The comparison group for night two included 169 individuals who did not use nCPAP therapy. Of these, 62 patients scored higher than 20 AHI, while 32 patients’ scores dropped.

“This study proves it is worth performing two consecutive sleep test sessions or at least a second one when the results of testing on the first night are negative in all patients admitted for sleep apnea detection,” Le Bon says. The study was published in the August issue of Chest.

Study Shows Diesel Exhaust Pollution of Increasing Concern
Ten healthy, nonsmoking volunteers participated in a recent study that tested the respiratory effects of diesel exhaust exposure. Peter J. Barnes, MD, of the Department of Thoracic Medicine, National Heart and Lung Institute, London, and his associates discovered an inflammatory response to inhaled diesel exhaust.

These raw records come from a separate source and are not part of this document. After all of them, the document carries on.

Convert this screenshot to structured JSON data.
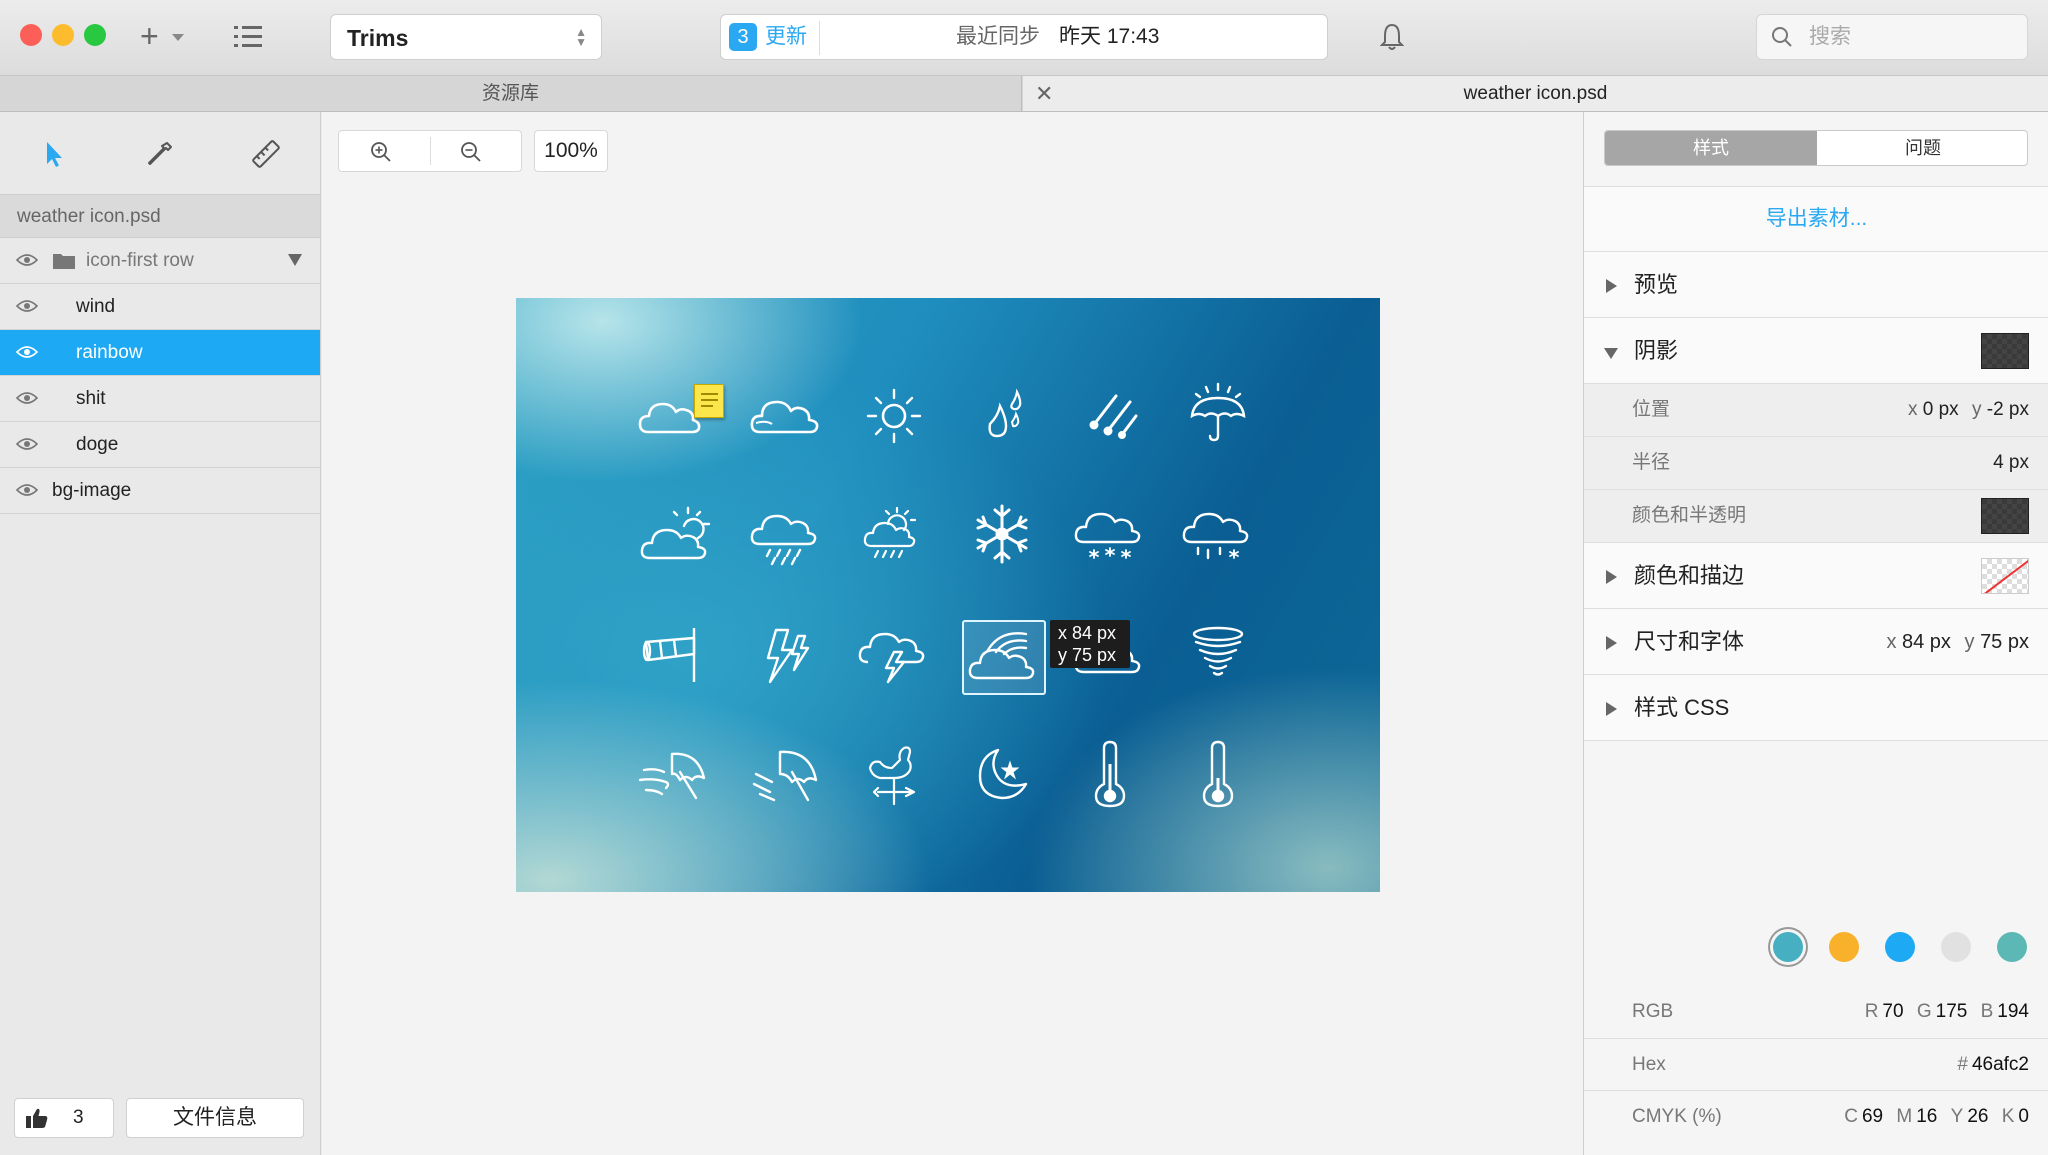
{
  "titlebar": {
    "project": "Trims",
    "update_count": "3",
    "update_label": "更新",
    "sync_label": "最近同步",
    "sync_time": "昨天 17:43",
    "search_placeholder": "搜索"
  },
  "tabs": {
    "library": "资源库",
    "document": "weather icon.psd"
  },
  "left_panel": {
    "file_name": "weather icon.psd",
    "group_name": "icon-first row",
    "layers": [
      "wind",
      "rainbow",
      "shit",
      "doge",
      "bg-image"
    ],
    "selected_layer": "rainbow",
    "like_count": "3",
    "file_info_label": "文件信息"
  },
  "canvas": {
    "zoom": "100%",
    "measure_x": "x 84 px",
    "measure_y": "y 75 px"
  },
  "right_panel": {
    "tab_style": "样式",
    "tab_issues": "问题",
    "export_label": "导出素材...",
    "preview_label": "预览",
    "shadow_label": "阴影",
    "position_label": "位置",
    "position_x_key": "x",
    "position_x": "0 px",
    "position_y_key": "y",
    "position_y": "-2 px",
    "radius_label": "半径",
    "radius_value": "4 px",
    "color_opacity_label": "颜色和半透明",
    "fill_stroke_label": "颜色和描边",
    "size_font_label": "尺寸和字体",
    "size_x_key": "x",
    "size_x": "84 px",
    "size_y_key": "y",
    "size_y": "75 px",
    "css_label": "样式 CSS",
    "palette": [
      "#46afc2",
      "#f9b12b",
      "#1ea9f5",
      "#e1e1e1",
      "#5bb8b4"
    ],
    "rgb_label": "RGB",
    "r_key": "R",
    "r_value": "70",
    "g_key": "G",
    "g_value": "175",
    "b_key": "B",
    "b_value": "194",
    "hex_label": "Hex",
    "hex_key": "#",
    "hex_value": "46afc2",
    "cmyk_label": "CMYK (%)",
    "c_key": "C",
    "c_value": "69",
    "m_key": "M",
    "m_value": "16",
    "y_key": "Y",
    "y_value": "26",
    "k_key": "K",
    "k_value": "0"
  },
  "colors": {
    "accent": "#2aa8f2",
    "selection": "#1ea9f5",
    "close_light": "#fc5f57",
    "minimize_light": "#fdbc2e",
    "zoom_light": "#28c840"
  },
  "icons": {
    "row1": [
      "cloud-icon",
      "cloud-icon",
      "sun-icon",
      "raindrops-icon",
      "meteor-icon",
      "umbrella-sun-icon"
    ],
    "row2": [
      "partly-sunny-icon",
      "cloud-rain-icon",
      "sun-cloud-rain-icon",
      "snowflake-icon",
      "cloud-snow-icon",
      "cloud-sleet-icon"
    ],
    "row3": [
      "windsock-icon",
      "lightning-icon",
      "cloud-lightning-icon",
      "cloud-rainbow-icon",
      "cloud-icon",
      "tornado-icon"
    ],
    "row4": [
      "wind-umbrella-icon",
      "rain-umbrella-icon",
      "weathervane-icon",
      "moon-star-icon",
      "thermometer-icon",
      "thermometer-icon"
    ]
  }
}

The study was published in the July issue of the American Journal of Respiratory and Critical Care Medicine.

The participants, who had an average age of 28 years, were exposed to diesel particles collected from the exhaust vent of a stationary diesel engine under conditions chosen to represent the operating conditions of a light-duty vehicle. The subjects returned after a 4-week period for an alternative exposure to either air or diesel exhaust.

The participants, who had normal lung function and no history of respiratory or allergic disease, experienced no change in cardiovascular parameters or lung function. However, researchers measured increases in neutrophils, or large white blood cells that ingest antigens, in the sputum of eight of the 10 volunteers. An increased level of hemoprotein and higher exhaled carbon monoxide levels indicating oxidant stress were also recorded after a 2-hour exposure to the tiny diesel exhaust particles in a test chamber.

Researchers note that diesel exhaust particles compose the majority of traffic pollution. They say that although the test subjects did not experience adverse effects or symptoms, road traffic should still be considered a public health problem.

HIV-Related PCP Survival Rates Increase with Respiratory Support, Study Says
In a recent study that shows a 40% rise in survival rates for patients requiring mechanical ventilation, researchers urge physicians to reconsider the withdrawal of respiratory support for patients with HIV-related Pneumocytis carinii pneumonia (PCP) who have suffered severe respiratory failure. The study appeared in the August issue of the American Journal of Respiratory and Critical Care Medicine.

J. Randall Curtis, MD, MPH, of the Division of Pulmonary and Critical Care Medicine, University of Washington and Harborview Medical Center, Seattle, and four associates researched the hospital records of 1,660 PCP patients in 71 public and private hospitals in seven geographic areas in the United States. They reported a twofold improvement in patient survival rates during 1995-1997, when antiretroviral therapy was introduced to fight HIV, versus 1992-1995.

Of the 1,660 hospitalized patients, 237 were admitted to intensive care units with 155 receiving mechanical ventilation for respiratory failure. Of these, nearly 40% survived to hospital discharge.

Investigators noted that patients on mechanical ventilation for more than 2 weeks had a 17% survival rate, not zero as reported in some smaller studies. About 33% of those who received mechanical ventilation for 1 to 2 weeks survived, and more than 40% survived after less than a week of mechanical ventilation.